Asking people if they consider themselves to be evangelicals produces a comparatively large number: 38% of the population accepts that label.

The Barna Group has traditionally used nine questions to categorize people as evangelicals, whether they consider themselves accurately described by that label or not. Using the nine questions about their beliefs produces a much smaller figure: just 8% of the adult population in 2006 fit the criteria. In other words, the number of self-defined evangelicals outnumbers the 9-point evangelicals by a margin of nearly five-to-one . . .

When extrapolating these percentages across the entire adult population, the difference is staggering: 84 million adults based on self-report versus 18 million using the nine-point theological filter.

By picking and choosing our beliefs, cafeteria-style, a person drains their faith of any real power, rendering it not quite irrelevant and quite possibly dangerous — leading to unrealistic expectations about ourselves and others. In my experience, the casual Southern Christian has very high expectations for others’ behavior at the same time that they are quite forgiving of themselves. In other words, they’re keenly aware of the demands of moral law on their friends, spouse, and co-workers, yet eager to accept grace for themselves. This is of course a quite common human impulse, but it’s rendered far more destructive when sprinkled with selective Christianity. In fact, it’s hard to imagine an attitude better-calculated to lead to divorce.

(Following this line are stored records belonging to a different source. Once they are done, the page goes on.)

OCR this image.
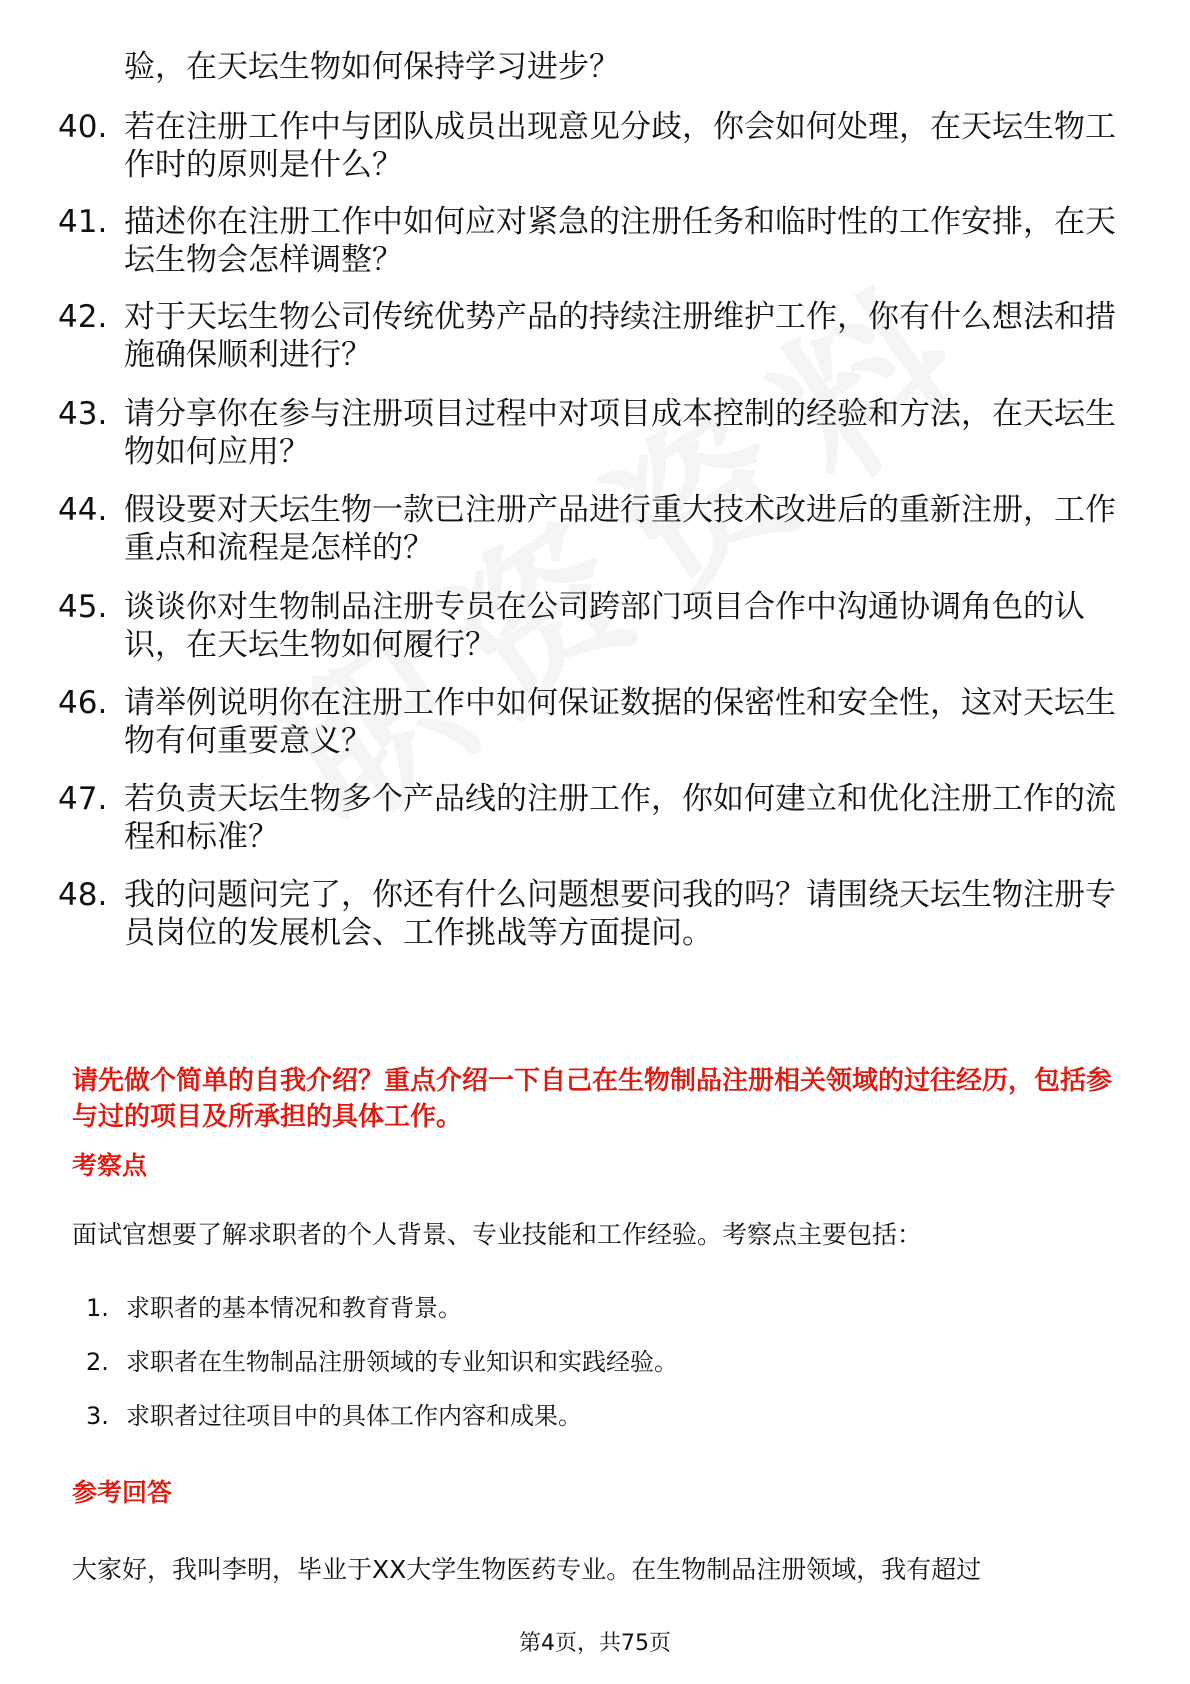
验，在天坛生物如何保持学习进步？
40. 若在注册工作中与团队成员出现意见分歧，你会如何处理，在天坛生物工作时的原则是什么？
41. 描述你在注册工作中如何应对紧急的注册任务和临时性的工作安排，在天坛生物会怎样调整？
42. 对于天坛生物公司传统优势产品的持续注册维护工作，你有什么想法和措施确保顺利进行？
43. 请分享你在参与注册项目过程中对项目成本控制的经验和方法，在天坛生物如何应用？
44. 假设要对天坛生物一款已注册产品进行重大技术改进后的重新注册，工作重点和流程是怎样的？
45. 谈谈你对生物制品注册专员在公司跨部门项目合作中沟通协调角色的认识，在天坛生物如何履行？
46. 请举例说明你在注册工作中如何保证数据的保密性和安全性，这对天坛生物有何重要意义？
47. 若负责天坛生物多个产品线的注册工作，你如何建立和优化注册工作的流程和标准？
48. 我的问题问完了，你还有什么问题想要问我的吗？请围绕天坛生物注册专员岗位的发展机会、工作挑战等方面提问。
请先做个简单的自我介绍？重点介绍一下自己在生物制品注册相关领域的过往经历，包括参与过的项目及所承担的具体工作。
考察点
面试官想要了解求职者的个人背景、专业技能和工作经验。考察点主要包括：
1. 求职者的基本情况和教育背景。
2. 求职者在生物制品注册领域的专业知识和实践经验。
3. 求职者过往项目中的具体工作内容和成果。
参考回答
大家好，我叫李明，毕业于XX大学生物医药专业。在生物制品注册领域，我有超过
第4页，共75页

Moreover, by cutting themselves off from church, the God-haunted Christian cuts himself off from the God-designed means of mutual accountability, instruction, or support. And they largely replace this lost community with friends who are equally ignorant of the faith and share the same self-centered, demanding world view. Thus the interesting finding that allegedly “conservative” religious beliefs can actually help foster divorce. Casual Christian self-justification spreads virally in a casual-Christian community.

All of this should be no surprise to those who read scripture. Christ’s words regarding lukewarm faith are rather clear: “I know your deeds, that you are neither cold nor hot. I wish you were either one or the other! So, because you are lukewarm — neither hot nor cold — I am about to spit you out of my mouth.” Rejection has consequences.

One final note: Southern Christian churches send members in vast numbers to developing countries to share the Gospel and volunteer to serve those communities. So long as those mission trips are effective (though there’s lots of evidence that misguided help actually hurts), I don’t begrudge them a single dollar or volunteer. But these same churches should not overlook the vital need to share the Good News here at home. Our Southern towns are far less Christian — and experiencing far more hurt — than you might think.